Even after working hard for almost two years to overcome my toxic overeating habits, there are still a couple of things I find very difficult to deal with. One of these is the abundance of choices I have.
It's not the fairly common problem of "I can't throw food away, and so I eat it." This isn't such a problem for me, though I understand it. It is undeniable, after all, that to throw away perfectly edible food is wasteful, and maybe even offensive. The error is in the assumption that it's somehow less wasted if it is eaten by someone who doesn't really want or need its food value. It's wasted either way. The way to avoid wasting food is not to buy, open, or prepare extra food in the first place.
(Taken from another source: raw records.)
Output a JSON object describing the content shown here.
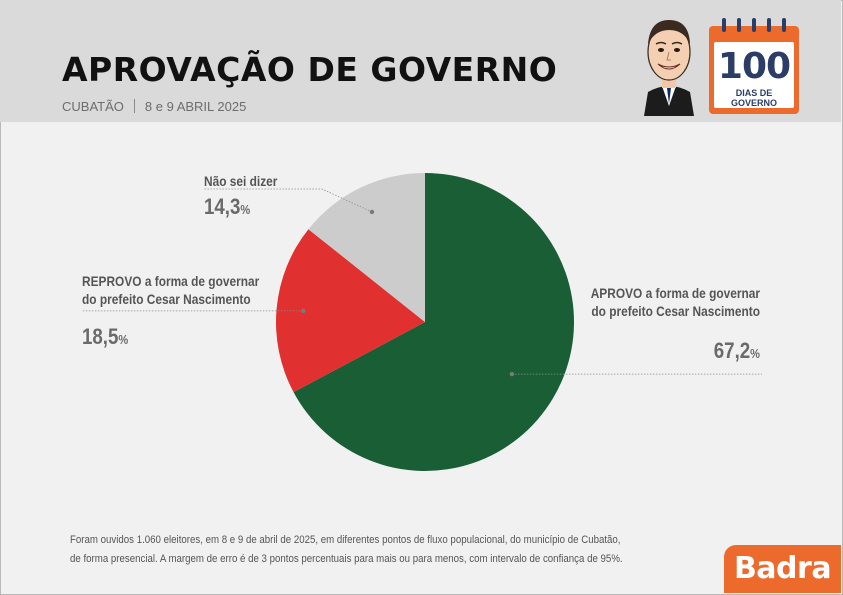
{
  "header": {
    "title": "APROVAÇÃO DE GOVERNO",
    "location": "CUBATÃO",
    "date": "8 e 9 ABRIL 2025"
  },
  "badge": {
    "number": "100",
    "label": "DIAS DE GOVERNO",
    "color": "#ec6a2b"
  },
  "chart_data": {
    "type": "pie",
    "title": "APROVAÇÃO DE GOVERNO",
    "series": [
      {
        "label_line1": "APROVO a forma de governar",
        "label_line2": "do prefeito Cesar Nascimento",
        "value": 67.2,
        "value_text": "67,2",
        "unit": "%",
        "color": "#1a5e36"
      },
      {
        "label_line1": "REPROVO a forma de governar",
        "label_line2": "do prefeito Cesar Nascimento",
        "value": 18.5,
        "value_text": "18,5",
        "unit": "%",
        "color": "#e03030"
      },
      {
        "label_line1": "Não sei dizer",
        "label_line2": "",
        "value": 14.3,
        "value_text": "14,3",
        "unit": "%",
        "color": "#cccccc"
      }
    ]
  },
  "footnote": {
    "line1": "Foram ouvidos 1.060 eleitores, em 8 e 9 de abril de 2025, em diferentes pontos de fluxo populacional, do município de Cubatão,",
    "line2": "de forma presencial. A margem de erro é de 3 pontos percentuais para mais ou para menos, com intervalo de confiança de 95%."
  },
  "brand": {
    "name": "Badra",
    "color": "#ec6a2b"
  }
}
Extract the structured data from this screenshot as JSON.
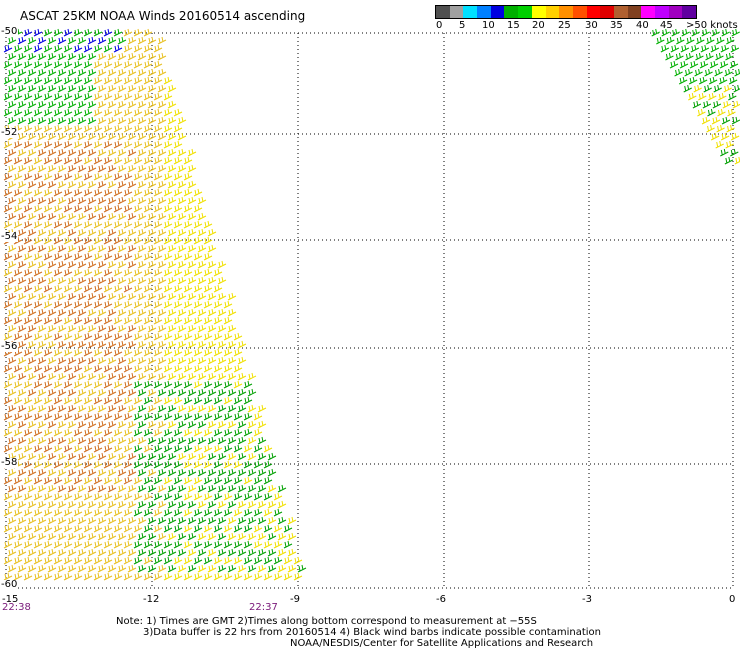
{
  "title": "ASCAT 25KM NOAA Winds 20160514 ascending",
  "legend": {
    "colors": [
      "#505050",
      "#a0a0a0",
      "#00e0ff",
      "#0080ff",
      "#0000e0",
      "#00b000",
      "#00d000",
      "#ffff00",
      "#ffd000",
      "#ff9000",
      "#ff5000",
      "#ff0000",
      "#e00000",
      "#b06030",
      "#804020",
      "#ff00ff",
      "#c000ff",
      "#a000c0",
      "#6000a0"
    ],
    "labels": [
      "0",
      "5",
      "10",
      "15",
      "20",
      "25",
      "30",
      "35",
      "40",
      "45",
      ">50 knots"
    ]
  },
  "map": {
    "lon_ticks": [
      "-15",
      "-12",
      "-9",
      "-6",
      "-3",
      "0"
    ],
    "lat_ticks": [
      "-50",
      "-52",
      "-54",
      "-56",
      "-58",
      "-60"
    ],
    "lat_range": [
      -50,
      -60
    ],
    "lon_range": [
      -15,
      0
    ],
    "times": [
      "22:38",
      "22:37"
    ]
  },
  "notes": [
    "Note: 1) Times are GMT 2)Times along bottom correspond to measurement at −55S",
    "3)Data buffer is 22 hrs from 20160514 4) Black wind barbs indicate possible contamination",
    "NOAA/NESDIS/Center for Satellite Applications and Research"
  ]
}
The way to respond to food-that-will-go-to-waste is not to dump it surreptitiously into the nearest available esophagus, but to take notice of it, learn, and make less food next time.
I know this isn't my problem because I get this agitated feeling of needing to eat up what we have at the beginning of the week. Not at the end of the week when the refrigerator has lots of odds and ends of leftovers that "need using up." No, at the beginning of the week, right after the grocery-store trip.
When the crisper is full of fresh fruit and vegetables; when the pantry is stocked with crispy crackers and tasty tinned things; when we have fresh milk and eggs from the farm, maybe a couple of wedges of local cheese; when a new flavor of ice cream appears in the freezer at eye level; when there are tomatoes on the counter and bananas in the fruit bowl, and homemade sourdough and honey-oat bread in the bread box: that is when my head spins and I want to taste everything all at once.
This morning, for instance — we shopped yesterday — I felt panicky about the strawberries. Strawberries were on sale, and we haven't had them in many weeks, it seems. Mark had bought just one box. I just knew that if I didn't get some of those strawberries today, the children would eat them all up right away and I wouldn't get any of them at all. But I didn't remember that until after my full breakfast of toast, fried egg, and tomato juice… and I didn't really need to eat the strawberries on top of that, just to make sure that the kids didn't eat MINE all up.
(I managed, though, by making fruit-and-yogurt parfaits for the children's breakfast, using up MOST of the strawberries, and saving a bit back for my afternoon snack, already sliced, in the back of the fridge. Still, it was touch-and-go there for a few minutes…)
When lunchtime rolls around I'm often paralyzed by choices. Should I have a green salad or steamed greens? Should I have homemade bread (it won't stay fresh forever, you know) or crispy, satisfying Swedish crackerbread? And what to put on it — Mediterranean-style sardines, or a BLT, or cheese melted in the toaster oven? Should I have the local raw-milk Monterey Jack that's been piling up in the fridge since the kids decided they didn't like it anymore, or should I eat that wedge of aged Gouda Mark bought me as a special present? Should I finish my meal with a tiny bowl of premium strawberry ice cream, or one of these ice-cold clementines, or maybe a piece of dark chocolate?
No, wait, if I was actually paralyzed by choices, I wouldn't have a problem. What I am is overwhelmed by choices — and I want some of everything. I need to eat the strawberries before the children get them, I need to eat the Gouda before mold grows on it, I need to eat up the Monterey Jack before next week's dairy delivery arrives and brings me more, I need to eat the tomato before it goes all yucky, I need to eat the sardines because Omega-3 fatty acids are good for me, I need to eat the homemade bread before it dries out, I need to eat the crackers because they are lower-calorie than the bread, I need to eat the ice cream because, uh, do I need to have a reason to eat the ice cream?
But I don't have too much trouble at dinner. I plan dinners, prit-near compulsively. If the week's menu plan says spinach-ricotta pie, marinara sauce, carrot salad, well, that's what we're having. No problem.
Lesson possibly learned: Plan breakfast and lunch too. Ya think?
Another problem. When I'm tired I have a lot of trouble resisting all those choices, and the new baby has deprived me of much sleep recently. Two nights in a row of bad sleep left me wanting — and eating — handfuls of chocolate chips, and wedge after wedge of the Irish soda bread my nine-year-old made for his science project — all white flour too. Slathered in butter. I'm not sure whether I was trying to give myself enough energy to get through the day, or wallowing in resentment; it seems that the reasons change with every handful I stuff in my mouth, whatever I am most tempted to soothe myself with in the moment.
Lesson possibly learned: try to get enough sleep, and keep an extra pot's worth of coffee ready to go in the pot. Even if it's half-caff or decaf, the placebo effect (plus the something-in-my-hands-to-sip) might help keep me from self-medicating with sugar and refined flour.
I'm actually doing pretty well by the numbers — five more pounds to BMI-normal — but I'm trying to clean up my act as my first goal. I'm still only partway there.